ODTÜ'de hocalar, öğrencileriyle birlikte öğrendi

(İleri Görüş) Tarihi boyunca sağ iktidarların hedefi haline gelen ODTÜ'yü, geçmişte bu üniversitede mücadele veren isimlere sorduk. 1965-70 arasında ODTÜ'de öğrencilik yapan İleri Haber yazarı Metin Çulhaoğlu, ODTÜ'nün 1960'lı yıllarda, hocaların öğretmekten çok öğrencileriyle birlikte öğrendikleri bir merkez olarak öne çıktığını vurguladı. ODTÜ Sosyalist Fikir Kulübü'nde 1968-69 yıllarında yönetim kurulu üyeliği yapan Çulhaoğlu, ODTÜ'nün mücadele tarihini şöyle anlattı: 

"60’lı yılların ikinci yarısında (1965-70) ODTÜ’de öğrenci idim. Bu okulun Sosyalist Fikir Kulübü üyeliği, 1968-69 yıllarında da yönetim kurulu üyeliği yaptım.

Türkiye’de öğrenci gençliğin siyasal iktidarlar karşısında eleştirel, sola daha açık hareketliliği 1950’li yılların sonunda başlar. Bu açıdan bakıldığında o yılların sonunun ve 60’lı yılların ilk yarısının öne çıkan okullarının İstanbul Üniversitesi ile Ankara Siyasal Bilgiler Fakültesi olduğunu söylemek mümkün.  

HOCALAR, ÖĞRENCİLERİYLE BİRLİKTE ÖĞRENDİ

ODTÜ, verilen eğitimin niteliğiyle, hocalarıyla, öğrencileri ve eylemleriyle 60’lı yılların ikinci yarısında ön plana çıkmıştır. 1960 yılındaki 27 Mayıs’ın 'daha ilerisinin' istendiği, arandığı ve bunun yollarının tartışıldığı bir dönemdir. ODTÜ böyle bir dönemde hocaların öğretmekten çok öğrencileriyle birlikte öğrendikleri bir merkez olarak öne çıkmıştır. Öğrencilerin sorgulayıcılığı ve arayışçılığı, hocaların kendi öğrenme istekleri, bu alanda tanıdıkları serbestlik ve açıklıkla birleştiğinde ortaya özel bir dinamizm çıkmıştır.  O dönemde iktidarın boy hedefi haline gelme açısından ODTÜ’nün 'en ön plana' çıktığı henüz söylenemese bile işlerin buraya doğru gideceği, gittiği belliydi.
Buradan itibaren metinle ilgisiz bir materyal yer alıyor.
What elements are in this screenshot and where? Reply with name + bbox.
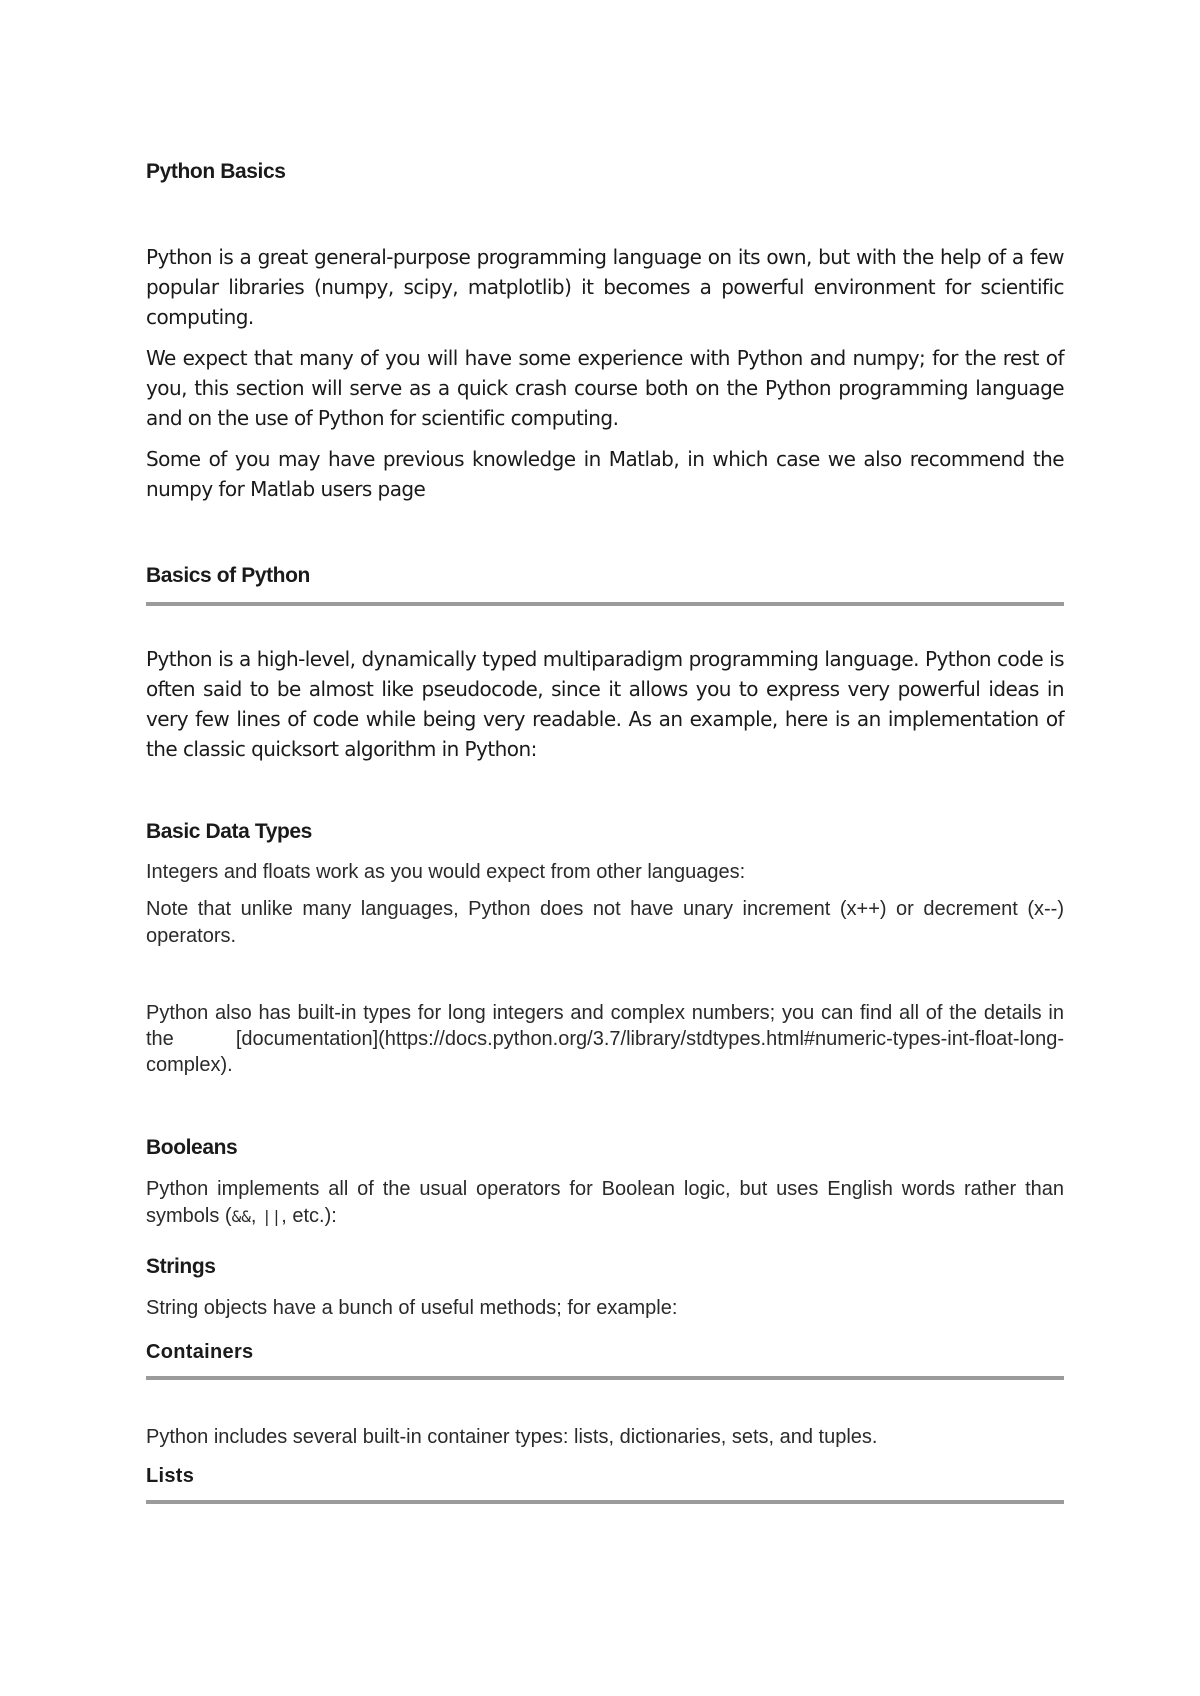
booleans-heading: Booleans [146, 1136, 238, 1159]
lists-divider [146, 1500, 1064, 1504]
page-title: Python Basics [146, 160, 286, 183]
strings-paragraph: String objects have a bunch of useful methods; for example: [146, 1297, 678, 1319]
booleans-text-b: , etc.): [281, 1205, 337, 1227]
containers-heading: Containers [146, 1341, 254, 1363]
booleans-code-or: || [261, 1207, 282, 1226]
datatypes-heading: Basic Data Types [146, 820, 312, 843]
intro-paragraph-1: Python is a great general-purpose programming language on its own, but with the help of a few popular libraries (numpy, scipy, matplotlib) it becomes a powerful environment for scientific computing. [146, 245, 1064, 329]
booleans-code-and: && [231, 1207, 251, 1226]
basics-paragraph: Python is a high-level, dynamically typed multiparadigm programming language. Python code is often said to be almost like pseudocode, since it allows you to express very powerful ideas in very few lines of code while being very readable. As an example, here is an implementation of the classic quicksort algorithm in Python: [146, 647, 1064, 761]
datatypes-paragraph-3: Python also has built-in types for long integers and complex numbers; you can find all of the details in the [documentation](https://docs.python.org/3.7/library/stdtypes.html#numeric-types-int-float-long-complex). [146, 1002, 1064, 1076]
booleans-paragraph [146, 1176, 1064, 1230]
datatypes-paragraph-2: Note that unlike many languages, Python does not have unary increment (x++) or decrement (x--) operators. [146, 898, 1064, 947]
lists-heading: Lists [146, 1465, 195, 1487]
containers-divider [146, 1376, 1064, 1380]
booleans-separator: , [250, 1205, 262, 1227]
basics-divider [146, 602, 1064, 606]
containers-paragraph: Python includes several built-in container types: lists, dictionaries, sets, and tuples. [146, 1426, 878, 1448]
intro-paragraph-2: We expect that many of you will have some experience with Python and numpy; for the rest of you, this section will serve as a quick crash course both on the Python programming language and on the use of Python for scientific computing. [146, 346, 1064, 430]
basics-heading: Basics of Python [146, 564, 310, 587]
datatypes-paragraph-1: Integers and floats work as you would expect from other languages: [146, 861, 746, 883]
intro-paragraph-3: Some of you may have previous knowledge in Matlab, in which case we also recommend the numpy for Matlab users page [146, 447, 1064, 501]
strings-heading: Strings [146, 1255, 216, 1278]
booleans-text-a: Python implements all of the usual operators for Boolean logic, but uses English words rather than symbols ( [146, 1178, 1064, 1227]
ODTÜ SADECE TEORİK TARTIŞMALARLA ÖNE ÇIKMIYORDU

Bu söylenenlerden, kendi yaşadığım dönemde ODTÜ’nün salt 'teorik tartışmalarla' öne çıkmaya başladığı sonucu çıkarılmamalıdır. Eylemse, o da vardı. Uzun söze gerek yok; 1969-72 yılları arasında idam edilen ya da çatışmada öldürülen gençler arasında ODTÜ’lülerin sayıca belirli bir ağırlığı vardır.
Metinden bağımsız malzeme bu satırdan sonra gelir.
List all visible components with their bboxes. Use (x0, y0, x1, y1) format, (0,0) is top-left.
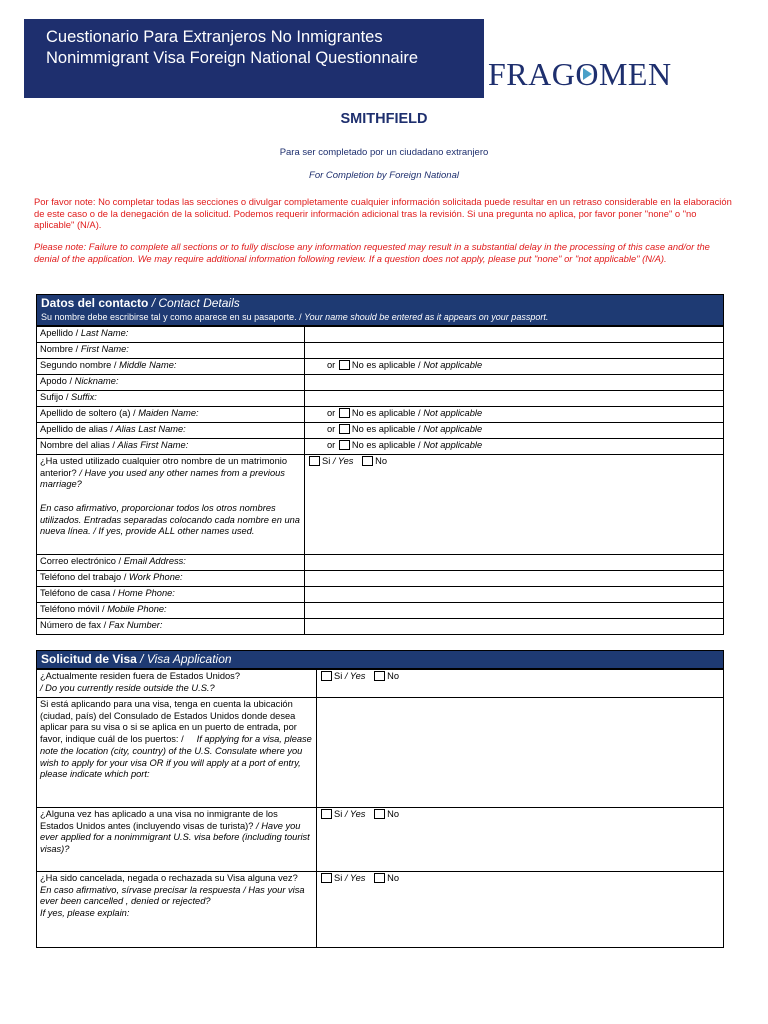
visa-application-section (36, 650, 724, 948)
home-phone-field[interactable] (305, 587, 723, 602)
last-name-row (37, 326, 723, 342)
email-label: Correo electrónico / Email Address: (37, 555, 305, 570)
applied-before-row (37, 807, 723, 871)
work-phone-field[interactable] (305, 571, 723, 586)
section-subtitle-en: Your name should be entered as it appears on your passport. (304, 312, 549, 322)
outside-us-label: ¿Actualmente residen fuera de Estados Unidos? / Do you currently reside outside the U.S.? (37, 670, 317, 697)
visa-title-es: Solicitud de Visa (41, 652, 137, 666)
middle-name-field[interactable]: or No es aplicable / Not applicable (327, 360, 483, 370)
middle-name-label: Segundo nombre / Middle Name: (37, 359, 305, 374)
applied-before-field[interactable]: Si / Yes No (317, 808, 723, 871)
applied-before-yes-checkbox[interactable] (321, 809, 332, 819)
company-name: SMITHFIELD (340, 111, 428, 127)
alias-last-name-row (37, 422, 723, 438)
outside-us-yes-checkbox[interactable] (321, 671, 332, 681)
maiden-name-row (37, 406, 723, 422)
warning-note-spanish: Por favor note: No completar todas las secciones o divulgar completamente cualquier información solicitada puede resultar en un retraso considerable en la elaboración de este caso o de la denegación de la solicitud. Podemos requerir información adicional tras la revisión. Si una pregunta no aplica, por favor poner "none" o "no aplicable" (N/A). (34, 196, 732, 231)
cancelled-field[interactable]: Si / Yes No (317, 872, 723, 947)
suffix-row (37, 390, 723, 406)
cancelled-yes-checkbox[interactable] (321, 873, 332, 883)
mobile-phone-field[interactable] (305, 603, 723, 618)
other-names-label: ¿Ha usted utilizado cualquier otro nombre de un matrimonio anterior? / Have you used any other names from a previous marriage? En caso afirmativo, proporcionar todos los otros nombres utilizados. Entradas separadas colocando cada nombre en una nueva línea. / If yes, provide ALL other names used. (37, 455, 305, 554)
cancelled-no-checkbox[interactable] (374, 873, 385, 883)
warning-note-english: Please note: Failure to complete all sections or to fully disclose any information requested may result in a substantial delay in the processing of this case and/or the denial of the application. We may require additional information following review. If a question does not apply, please put "none" or "not applicable" (N/A). (34, 241, 710, 264)
fax-field[interactable] (305, 619, 723, 634)
fax-label: Número de fax / Fax Number: (37, 619, 305, 634)
last-name-label: Apellido / Last Name: (37, 327, 305, 342)
first-name-label: Nombre / First Name: (37, 343, 305, 358)
alias-first-name-label: Nombre del alias / Alias First Name: (37, 439, 305, 454)
alias-last-name-label: Apellido de alias / Alias Last Name: (37, 423, 305, 438)
alias-first-name-field[interactable]: or No es aplicable / Not applicable (327, 440, 483, 450)
contact-section-header (37, 295, 723, 326)
email-row (37, 554, 723, 570)
middle-name-row (37, 358, 723, 374)
mobile-phone-label: Teléfono móvil / Mobile Phone: (37, 603, 305, 618)
other-names-field[interactable]: Si / Yes No (305, 455, 723, 554)
home-phone-label: Teléfono de casa / Home Phone: (37, 587, 305, 602)
applied-before-label: ¿Alguna vez has aplicado a una visa no inmigrante de los Estados Unidos antes (incluyendo visas de turista)? / Have you ever applied for a nonimmigrant U.S. visa before (including tourist visas)? (37, 808, 317, 871)
home-phone-row (37, 586, 723, 602)
section-subtitle-es: Su nombre debe escribirse tal y como aparece en su pasaporte. (41, 312, 297, 322)
alias-last-name-field[interactable]: or No es aplicable / Not applicable (327, 424, 483, 434)
alias-first-na-checkbox[interactable] (339, 440, 350, 450)
work-phone-label: Teléfono del trabajo / Work Phone: (37, 571, 305, 586)
consulate-field[interactable] (317, 698, 723, 807)
section-title-es: Datos del contacto (41, 296, 149, 310)
other-names-no-checkbox[interactable] (362, 456, 373, 466)
alias-first-name-row (37, 438, 723, 454)
alias-last-na-checkbox[interactable] (339, 424, 350, 434)
maiden-name-na-checkbox[interactable] (339, 408, 350, 418)
nickname-label: Apodo / Nickname: (37, 375, 305, 390)
section-title-en: Contact Details (158, 296, 240, 310)
outside-us-field[interactable]: Si / Yes No (317, 670, 723, 697)
email-field[interactable] (305, 555, 723, 570)
outside-us-row (37, 669, 723, 697)
contact-details-section (36, 294, 724, 635)
subtitle-english: For Completion by Foreign National (309, 170, 459, 181)
slash: / (148, 296, 159, 310)
first-name-field[interactable] (305, 343, 723, 358)
cancelled-label: ¿Ha sido cancelada, negada o rechazada su Visa alguna vez? En caso afirmativo, sírvase precisar la respuesta / Has your visa ever been cancelled , denied or rejected? If yes, please explain: (37, 872, 317, 947)
maiden-name-field[interactable]: or No es aplicable / Not applicable (327, 408, 483, 418)
slash: / (296, 312, 305, 322)
suffix-field[interactable] (305, 391, 723, 406)
title-spanish: Cuestionario Para Extranjeros No Inmigrantes (46, 28, 383, 46)
applied-before-no-checkbox[interactable] (374, 809, 385, 819)
fragomen-logo: FRAGO MEN (488, 56, 672, 92)
consulate-label: Si está aplicando para una visa, tenga en cuenta la ubicación (ciudad, país) del Consulado de Estados Unidos donde desea aplicar para su visa o si se aplica en un puerto de entrada, por favor, indique cuál de los puertos: / If applying for a visa, please note the location (city, country) of the U.S. Consulate where you wish to apply for your visa OR if you will apply at a port of entry, please indicate which port: (37, 698, 317, 807)
consulate-row (37, 697, 723, 807)
title-english: Nonimmigrant Visa Foreign National Questionnaire (46, 49, 419, 67)
first-name-row (37, 342, 723, 358)
nickname-field[interactable] (305, 375, 723, 390)
header-band (24, 19, 484, 98)
other-names-row (37, 454, 723, 554)
visa-section-header (37, 651, 723, 669)
suffix-label: Sufijo / Suffix: (37, 391, 305, 406)
middle-name-na-checkbox[interactable] (339, 360, 350, 370)
other-names-yes-checkbox[interactable] (309, 456, 320, 466)
nickname-row (37, 374, 723, 390)
maiden-name-label: Apellido de soltero (a) / Maiden Name: (37, 407, 305, 422)
slash: / (136, 652, 147, 666)
cancelled-row (37, 871, 723, 947)
visa-title-en: Visa Application (146, 652, 232, 666)
work-phone-row (37, 570, 723, 586)
outside-us-no-checkbox[interactable] (374, 671, 385, 681)
mobile-phone-row (37, 602, 723, 618)
fax-row (37, 618, 723, 634)
play-triangle-icon: O (575, 56, 599, 92)
last-name-field[interactable] (305, 327, 723, 342)
subtitle-spanish: Para ser completado por un ciudadano extranjero (279, 147, 489, 158)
İLGİ DUYUYOR, MERAK EDİYOR, ARAŞTIRIYORDUK

Kendi adıma konuşacak olursam, “Çin’de halk komünleri”, “Fabian sosyalizmi”, “Fransa’da 68 olayları”, “Türkiye’de imalat sanayiinde artı değer oranları” o dönemde verilen çeşitli derslerde bireysel ya da bir grubun üyesi olarak hazırladığım çalışmalar arasındaydı. Yani bizler ilgi duyuyor, merak ediyor, araştırıyorduk. Hocalarımız da “işin kolayına kaçmayacaksan, hakkını vereceksen yap” diyordu.

EGEMENLER 'ANARŞİ YUVASI' OLARAK GÖRÜYOR 

Elbette, bu durum karşısında 'bu okulda öğrencilere neler öğretiliyor' diye kıyameti koparan siyasiler de olurdu. ODTÜ henüz 'masum' sayılırken TBMM’de milletvekilleri ODTÜ’lülere biraz acır, 'sabaha karşı bir evde ışık yanıyorsa ve Ramazan da değilse bilin ki orada ODTÜ’lü bir öğrenci vardır' gibi sözlerle derslerin ağırlığından dem vururlardı.

Sonra kalmadı; okul egemenler tarafından artık 'anarşi yuvası' olarak görülüyordu.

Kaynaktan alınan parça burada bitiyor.